By Diana Winters (@diana3000)
[Cross-posted at HealthLawProf Blog.]
An important new study shows that a child will most likely be healthier throughout her childhood if a tax on cigarettes is in place when her mother is pregnant. Economist David Simon (who, full disclosure, is my cousin) at the University of Connecticut has extended the findings that the health of infants can be improved by a policy intervention that improves the in-utero environment, and has provided strong evidence that cigarette taxes can improve the health of children into their teen years.
It is well established that smoking during pregnancy can harm a developing fetus. In his paper, Simon cites studies that demonstrate the negative effects of taxes on cigarette smoking, and in a second paper, he collects and reviews the literature that shows that pregnant women are responsive to cigarette taxes. Simon uses a restricted-use version of the National Health Interview Survey, which the Centers for Disease Control and Prevention has used since 1957 to collect data on the health of the U.S. population, to examine medium-term childhood health outcomes for individuals exposed to a cigarette tax in-utero.
The findings are striking. With a one dollar increase in a state cigarette tax, Simon saw a 10% decrease in sick days from school and a 4.5% decrease in the likelihood of having two or more doctor visits within the last twelve months. He also noted that there was “suggestive evidence” for decreases in emergency room visits, hospitalizations, and asthma.
In short, and very simplistically, a tax on cigarettes causes more people, including and especially pregnant women, to stop smoking. This is turn results in healthier newborns, babies, and children. Policy intervention, successful!
What can we learn from this study, and others in the same area, about what policy interventions may be effective to decrease the negative health effects of obesity on children? After all, there has been some noise around the idea that “big food” should be treated like tobacco, and that we should model our anti-obesity efforts on the anti-smoking campaigns that have been successful over the last few decades.
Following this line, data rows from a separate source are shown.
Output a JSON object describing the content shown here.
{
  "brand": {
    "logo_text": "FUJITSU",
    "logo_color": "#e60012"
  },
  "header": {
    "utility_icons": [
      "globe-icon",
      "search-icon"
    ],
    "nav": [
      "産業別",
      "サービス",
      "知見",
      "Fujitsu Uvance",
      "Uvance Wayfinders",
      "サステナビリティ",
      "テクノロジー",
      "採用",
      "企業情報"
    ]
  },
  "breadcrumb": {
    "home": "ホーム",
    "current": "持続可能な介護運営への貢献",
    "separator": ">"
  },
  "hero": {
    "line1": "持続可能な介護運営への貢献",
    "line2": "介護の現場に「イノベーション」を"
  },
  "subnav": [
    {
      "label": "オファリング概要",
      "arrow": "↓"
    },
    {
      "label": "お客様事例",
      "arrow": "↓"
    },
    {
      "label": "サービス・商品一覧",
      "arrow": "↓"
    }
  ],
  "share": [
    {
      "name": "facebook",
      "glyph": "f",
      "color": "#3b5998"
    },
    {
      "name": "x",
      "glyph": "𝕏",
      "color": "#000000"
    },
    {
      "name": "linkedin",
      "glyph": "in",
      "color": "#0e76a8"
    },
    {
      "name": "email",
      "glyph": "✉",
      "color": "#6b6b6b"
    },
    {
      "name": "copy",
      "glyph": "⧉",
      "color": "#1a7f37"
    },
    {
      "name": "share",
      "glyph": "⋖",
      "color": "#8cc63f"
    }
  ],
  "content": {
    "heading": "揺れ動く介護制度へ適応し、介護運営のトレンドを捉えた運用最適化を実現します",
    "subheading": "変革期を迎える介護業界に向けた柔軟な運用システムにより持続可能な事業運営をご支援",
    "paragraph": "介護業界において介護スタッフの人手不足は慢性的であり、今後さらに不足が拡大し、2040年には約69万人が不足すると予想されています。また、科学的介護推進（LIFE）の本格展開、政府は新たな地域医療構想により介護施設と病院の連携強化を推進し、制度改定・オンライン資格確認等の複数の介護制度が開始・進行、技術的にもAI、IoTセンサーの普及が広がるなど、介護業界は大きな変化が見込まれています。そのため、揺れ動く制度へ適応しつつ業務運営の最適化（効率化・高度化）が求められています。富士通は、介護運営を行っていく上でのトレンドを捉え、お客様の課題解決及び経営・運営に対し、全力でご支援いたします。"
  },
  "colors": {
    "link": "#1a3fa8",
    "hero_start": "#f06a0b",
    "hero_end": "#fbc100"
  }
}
But what we learn, of course, from these studies, is just how difficult such studies are to run, and how hard it is, therefore to evaluate the success of policy interventions. Before Simon could evaluate the effect of cigarette taxes on medium-term health outcomes, he needed to know that (1) smoking during pregnancy affected the fetus in specific ways, and (2) pregnant woman were responsive to cigarette taxes. His study is built on these basic premises, which took decades to establish. We have no such foundation in the obesity context.
The causes of obesity are complicated and interdependent, and the same goes for its effects on the human body. This makes designing and evaluating policy interventions challenging. Sure enough, the research needed to buttress our understanding of the causes of obesity, the effects of obesity, and the effects of various policy interventions is ongoing. Our understanding, however, of the causal connection between food items, including sugary sweetened beverage, and obesity is imperfect. Scholars are conducting exciting and important research on the relationship between policy interventions and health outcomes in the food context. But we need to be patient.